Les dirigeants, souvent échaudés par des expériences malheureuses, tels que des images et propos détournés, manipulés, dans le cadre de reportages racoleurs systématiquement « à charge », ont légitimement peur d'être manipulés. Par ailleurs, les consommateurs ont une image tronquée de la réalité qu'il est difficile de faire évoluer. C'est d'autant plus vrai dans les pays développés, où l'on constate une baisse de la consommation en protéines animales, notamment liée aux questionnements sur le lien de domination entre l'homme et l'animal.
Quelle est justement votre position par rapport au bien-être animal ?
En tant que directeur général de l'OIE, je suis convaincu de l'absolue nécessité de réglementer le lien homme/animal, pour ne pas laisser faire n'importe quoi avec l'animal avant de le consommer. Nous considérons qu'il faut des méthodes d'élevage qui respectent l'animal, depuis la façon dont on l'élève et dont on le nourri jusqu'à la façon dont on l'abat, et qu'il ne faut pas laisser cela dans un système totalement libéral où chacun pourrait faire n'importe quoi. Nous pensons qu'il est important de réglementer. Et c'est une condition essentielle pour que le consommateur ait une vision équilibrée du produit qu'il consomme.

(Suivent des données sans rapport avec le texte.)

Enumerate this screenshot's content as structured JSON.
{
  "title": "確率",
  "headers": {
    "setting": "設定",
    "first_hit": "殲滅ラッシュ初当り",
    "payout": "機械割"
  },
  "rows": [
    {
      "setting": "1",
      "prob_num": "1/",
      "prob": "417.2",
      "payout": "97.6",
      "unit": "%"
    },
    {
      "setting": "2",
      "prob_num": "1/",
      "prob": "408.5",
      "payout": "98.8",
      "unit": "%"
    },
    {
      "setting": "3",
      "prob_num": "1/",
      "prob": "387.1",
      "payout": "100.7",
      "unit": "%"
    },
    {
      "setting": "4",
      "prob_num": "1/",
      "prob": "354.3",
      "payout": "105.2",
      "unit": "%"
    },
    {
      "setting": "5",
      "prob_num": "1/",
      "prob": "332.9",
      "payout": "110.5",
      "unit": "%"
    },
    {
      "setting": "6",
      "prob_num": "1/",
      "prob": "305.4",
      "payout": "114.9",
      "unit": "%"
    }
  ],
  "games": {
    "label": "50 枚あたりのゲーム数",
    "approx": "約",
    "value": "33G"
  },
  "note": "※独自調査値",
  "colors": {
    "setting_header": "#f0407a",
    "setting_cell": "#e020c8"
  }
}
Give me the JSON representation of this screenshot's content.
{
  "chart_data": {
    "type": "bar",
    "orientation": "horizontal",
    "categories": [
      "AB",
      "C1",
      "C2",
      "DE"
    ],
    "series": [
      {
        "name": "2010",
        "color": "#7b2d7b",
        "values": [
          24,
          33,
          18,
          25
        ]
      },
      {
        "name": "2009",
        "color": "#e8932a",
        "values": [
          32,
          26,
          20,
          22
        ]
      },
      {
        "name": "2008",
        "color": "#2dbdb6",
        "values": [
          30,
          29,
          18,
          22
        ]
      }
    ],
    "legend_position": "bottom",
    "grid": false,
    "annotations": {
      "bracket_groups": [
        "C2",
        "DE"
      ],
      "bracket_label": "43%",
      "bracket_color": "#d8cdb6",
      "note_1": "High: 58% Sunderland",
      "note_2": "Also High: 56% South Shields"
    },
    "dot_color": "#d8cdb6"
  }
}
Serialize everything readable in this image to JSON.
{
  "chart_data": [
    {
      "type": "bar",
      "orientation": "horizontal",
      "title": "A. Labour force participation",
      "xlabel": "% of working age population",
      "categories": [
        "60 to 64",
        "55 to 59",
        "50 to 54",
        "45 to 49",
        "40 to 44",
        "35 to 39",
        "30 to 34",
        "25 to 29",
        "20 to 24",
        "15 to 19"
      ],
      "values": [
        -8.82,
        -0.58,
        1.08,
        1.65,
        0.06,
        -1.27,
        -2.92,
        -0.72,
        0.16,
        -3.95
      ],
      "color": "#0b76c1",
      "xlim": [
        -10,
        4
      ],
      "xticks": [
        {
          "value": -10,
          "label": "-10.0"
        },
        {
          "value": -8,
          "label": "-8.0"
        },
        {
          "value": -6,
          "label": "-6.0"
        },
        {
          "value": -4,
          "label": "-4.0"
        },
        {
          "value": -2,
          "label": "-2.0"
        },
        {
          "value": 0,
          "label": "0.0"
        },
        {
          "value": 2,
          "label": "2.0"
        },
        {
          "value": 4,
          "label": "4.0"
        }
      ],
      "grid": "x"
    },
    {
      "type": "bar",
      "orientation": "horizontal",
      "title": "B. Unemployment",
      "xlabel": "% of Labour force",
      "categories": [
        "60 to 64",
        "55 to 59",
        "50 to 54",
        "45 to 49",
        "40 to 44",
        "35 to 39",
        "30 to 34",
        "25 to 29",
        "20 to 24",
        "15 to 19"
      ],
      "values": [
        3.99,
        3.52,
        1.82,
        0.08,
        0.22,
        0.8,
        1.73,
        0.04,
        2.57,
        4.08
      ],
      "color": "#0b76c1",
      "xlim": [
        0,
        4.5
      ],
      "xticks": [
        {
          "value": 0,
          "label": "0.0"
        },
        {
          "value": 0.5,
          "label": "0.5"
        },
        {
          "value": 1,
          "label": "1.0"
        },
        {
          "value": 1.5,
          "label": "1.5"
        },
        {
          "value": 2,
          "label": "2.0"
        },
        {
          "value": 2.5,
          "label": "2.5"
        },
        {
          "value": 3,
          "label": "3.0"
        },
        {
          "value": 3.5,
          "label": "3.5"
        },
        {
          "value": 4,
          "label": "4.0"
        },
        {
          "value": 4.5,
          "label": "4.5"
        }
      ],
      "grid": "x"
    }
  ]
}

L'OIE est l'unique organisation mondiale à publier des normes pour le bien-être animal. Nous avons établi des normes concernant le transport des animaux vivants, ainsi que des normes pour l'abattage qui ont été votées par tous les pays membres et par toutes les mouvances religieuses. Et l'Union européenne, où les normes sur le bien-être animal sont bien plus strictes qu'ailleurs, nous soutient aux travers de programme d'appui notamment auprès des pays les plus pauvres afin qu'ils adoptent ces règles au plus vite.
N'est-ce pas illusoire de vouloir faire aller tout le monde dans le même sens pour établir la confiance, quand il existe des intérêts divergents entre les différentes parties prenantes ?
La raison d'être du CNA est de construire du consensus entre tous les acteurs, producteurs, transformateurs, distributeurs, restaurateurs, collectivités, salariés, etc., et surtout consommateurs, via neuf de leurs associations. Certes les intérêts des uns et des autres divergent, mais il est toujours possible d'élaborer une vision commune. En termes de confiance, il y a une convergence objective des intérêts de tous les acteurs de bonne foi.
Quelles sont les prochaines étapes, après la publication de cet avis ?
La loi d'Avenir votée il y a quelques mois a donné pour mission au CNA d'organiser le débat public dans le domaine alimentaire. À nous maintenant de mettre au point une stratégie et de calculer un budget sur une base raisonnable. Nous allons proposer quelque chose que nous pensons adapté à ce que nous pourrions obtenir en termes de ressources, y compris en personnel, parce qu'aujourd'hui le CNA ne compte que deux permanents.
Je proposerai, et j'espère être suivi par les membres du CNA, que le débat public s'articule autour de cet avis afin que nous portions à la connaissance de l'opinion cette stratégie de sincérité. Nous allons donc beaucoup utiliser l'avis 73. Le but étant d'amener un dialogue beaucoup plus ouvert entre les filières et les consommateurs. Nous sommes persuadés qu'en cas de crise de confiance, celle-ci sera beaucoup moins aiguë s'il y a eu une bonne communication en temps de paix, et ainsi nous couperons aussi l'herbe sous le pied aux extrémistes.
Il y a urgence, non ?
Oui certes, mais obtenir un consensus prend du temps. Un passage en force ne sert à rien. Il faut que les gens s'approprient un avis. S'ils ont participé à l'élaboration de ce texte, ils auront envie de le respecter, sinon non. Nous allons donc dans un premier temps définir une stratégie sur les actions à mener. Nous avons le contenu du débat, reste maintenant à trouver les méthodes de transmission.